UK Economy Report: High Interest Rates, Continued Uncertainty, Low Productivity Could Pose Challenges

High interest rates, continued uncertainty and low productivity could see the UK struggle to keep its head above water “in the second half of the year – with GDP growth forecast at 0.4% in 2023 and 0.3% in 2024,” according to KPMG’s latest UK Economic Outlook.

While the labor market is gradually returning to balance, household excess savings “are broadly used up and the effect of higher interest rates is now feeding through to investment intentions, transaction volumes and corporate insolvencies, with the full impact on households and housing sectors yet to be felt.”

Inflation continues to ease, “although it remains above the levels in many western economies.”

The resolution of global supply chain bottlenecks and the fall in wholesale energy prices have supported the easing of price pressures, however, domestic influences – “supported by strong pay growth – have kept inflation higher for longer.” This could see inflation returning “to its 2% target only by the latter part of 2024.”

Just as the UK faces its own challenges, the global economy appears “to be losing momentum.”

Trade volumes are falling, and manufacturing is “in retreat, causing headwinds for countries like Germany.” There are also growing worries “over the rising price of oil and a possible slowdown in China, which could act as a drag on global growth.”

Yael Selfin, Chief Economist at KPMG UK, commented:

“While interest rates have now potentially reached their peak in this cycle, uncertainty remains regarding their future path. This coupled with uncertainty around future plans for fiscal policy as the UK heads into an election year, may see businesses choose to further delay investment.”

Public finances remain vulnerable “to the fragile economic outlook and tighter financing conditions.”

The upcoming general election “could see new spending pledges to address more immediate demands such as safety concerns around school buildings or authority deficits, with a rise in defence spending also likely.”

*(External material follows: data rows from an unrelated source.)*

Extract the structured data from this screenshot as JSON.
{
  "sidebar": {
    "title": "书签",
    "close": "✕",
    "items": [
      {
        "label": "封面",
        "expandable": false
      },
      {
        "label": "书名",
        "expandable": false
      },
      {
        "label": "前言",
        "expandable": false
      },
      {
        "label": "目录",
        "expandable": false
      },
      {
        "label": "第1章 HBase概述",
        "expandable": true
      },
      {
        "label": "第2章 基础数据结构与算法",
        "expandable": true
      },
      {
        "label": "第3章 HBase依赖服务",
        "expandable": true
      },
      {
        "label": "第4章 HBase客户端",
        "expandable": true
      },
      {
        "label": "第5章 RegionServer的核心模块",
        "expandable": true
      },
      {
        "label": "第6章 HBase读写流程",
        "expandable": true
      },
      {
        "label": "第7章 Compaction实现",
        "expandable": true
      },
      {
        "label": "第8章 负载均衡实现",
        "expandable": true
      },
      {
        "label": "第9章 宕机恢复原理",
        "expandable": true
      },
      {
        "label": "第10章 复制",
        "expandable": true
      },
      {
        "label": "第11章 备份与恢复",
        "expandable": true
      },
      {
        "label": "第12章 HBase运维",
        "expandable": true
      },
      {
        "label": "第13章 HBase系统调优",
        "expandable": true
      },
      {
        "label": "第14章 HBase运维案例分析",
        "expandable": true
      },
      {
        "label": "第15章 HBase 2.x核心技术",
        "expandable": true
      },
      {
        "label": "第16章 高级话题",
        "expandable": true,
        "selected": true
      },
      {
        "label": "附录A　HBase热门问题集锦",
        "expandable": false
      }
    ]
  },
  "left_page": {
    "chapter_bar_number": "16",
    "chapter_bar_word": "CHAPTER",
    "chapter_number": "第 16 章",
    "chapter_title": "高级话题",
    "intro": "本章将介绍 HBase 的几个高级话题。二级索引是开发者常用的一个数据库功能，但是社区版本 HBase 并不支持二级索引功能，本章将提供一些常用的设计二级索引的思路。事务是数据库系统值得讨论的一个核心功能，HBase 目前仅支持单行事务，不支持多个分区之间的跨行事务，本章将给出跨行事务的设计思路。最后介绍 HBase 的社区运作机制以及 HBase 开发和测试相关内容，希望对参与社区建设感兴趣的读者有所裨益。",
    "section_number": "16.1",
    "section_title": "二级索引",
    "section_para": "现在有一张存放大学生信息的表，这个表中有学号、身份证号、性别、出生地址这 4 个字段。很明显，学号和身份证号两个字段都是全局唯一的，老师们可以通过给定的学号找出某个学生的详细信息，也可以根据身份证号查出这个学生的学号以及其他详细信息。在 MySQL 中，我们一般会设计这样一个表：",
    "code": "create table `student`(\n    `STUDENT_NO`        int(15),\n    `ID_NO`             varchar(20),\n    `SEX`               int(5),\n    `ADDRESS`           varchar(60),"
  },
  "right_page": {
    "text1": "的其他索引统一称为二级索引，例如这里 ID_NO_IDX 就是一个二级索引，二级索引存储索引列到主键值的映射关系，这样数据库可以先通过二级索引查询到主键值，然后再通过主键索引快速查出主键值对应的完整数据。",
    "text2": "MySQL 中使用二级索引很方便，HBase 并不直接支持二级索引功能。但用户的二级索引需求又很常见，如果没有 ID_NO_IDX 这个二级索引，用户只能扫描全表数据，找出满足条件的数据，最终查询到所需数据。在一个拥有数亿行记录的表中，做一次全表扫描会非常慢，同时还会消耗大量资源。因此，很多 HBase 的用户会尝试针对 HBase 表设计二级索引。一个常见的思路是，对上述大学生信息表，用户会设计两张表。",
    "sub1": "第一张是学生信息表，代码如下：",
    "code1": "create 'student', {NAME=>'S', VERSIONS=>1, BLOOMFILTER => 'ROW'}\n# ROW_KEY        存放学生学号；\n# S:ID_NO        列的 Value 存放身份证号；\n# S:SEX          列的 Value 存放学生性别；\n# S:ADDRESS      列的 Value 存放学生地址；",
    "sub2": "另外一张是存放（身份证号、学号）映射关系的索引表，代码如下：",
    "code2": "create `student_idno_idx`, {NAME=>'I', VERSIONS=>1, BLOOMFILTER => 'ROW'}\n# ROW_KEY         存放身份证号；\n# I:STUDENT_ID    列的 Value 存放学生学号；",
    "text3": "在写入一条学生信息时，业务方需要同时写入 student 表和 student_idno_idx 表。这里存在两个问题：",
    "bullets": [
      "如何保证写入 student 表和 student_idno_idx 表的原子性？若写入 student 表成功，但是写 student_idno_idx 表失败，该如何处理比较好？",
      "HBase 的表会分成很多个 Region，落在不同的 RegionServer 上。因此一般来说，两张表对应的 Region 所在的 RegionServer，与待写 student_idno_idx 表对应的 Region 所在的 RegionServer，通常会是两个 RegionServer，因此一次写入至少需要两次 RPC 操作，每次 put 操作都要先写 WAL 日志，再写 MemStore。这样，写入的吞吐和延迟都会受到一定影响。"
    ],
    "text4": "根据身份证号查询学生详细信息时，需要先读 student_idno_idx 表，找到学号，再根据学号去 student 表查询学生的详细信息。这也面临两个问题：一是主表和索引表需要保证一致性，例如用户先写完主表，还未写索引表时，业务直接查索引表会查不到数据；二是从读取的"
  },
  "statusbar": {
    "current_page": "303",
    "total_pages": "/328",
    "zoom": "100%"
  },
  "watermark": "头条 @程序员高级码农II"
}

However, longer-term headwinds remain, “including an ageing population, and slowing growth in workforce participation, while the cost of tackling climate change is also expected to be hefty, making the task for any incoming Chancellor difficult.”

Yael Selfin, concludes:

“As the debate is slowly shifting to the Autumn Statement, the Chancellor will be confronted with a cocktail of higher borrowing costs and myriad of spending demands. The temptation will be to address the short-term pressures. However, given the state of public finances and the challenges ahead, the UK economy will be better served by focusing on the longer-term challenges, such as tackling climate change and increasing productivity and long-term growth, together with ensuring a more sustainable public spending path.”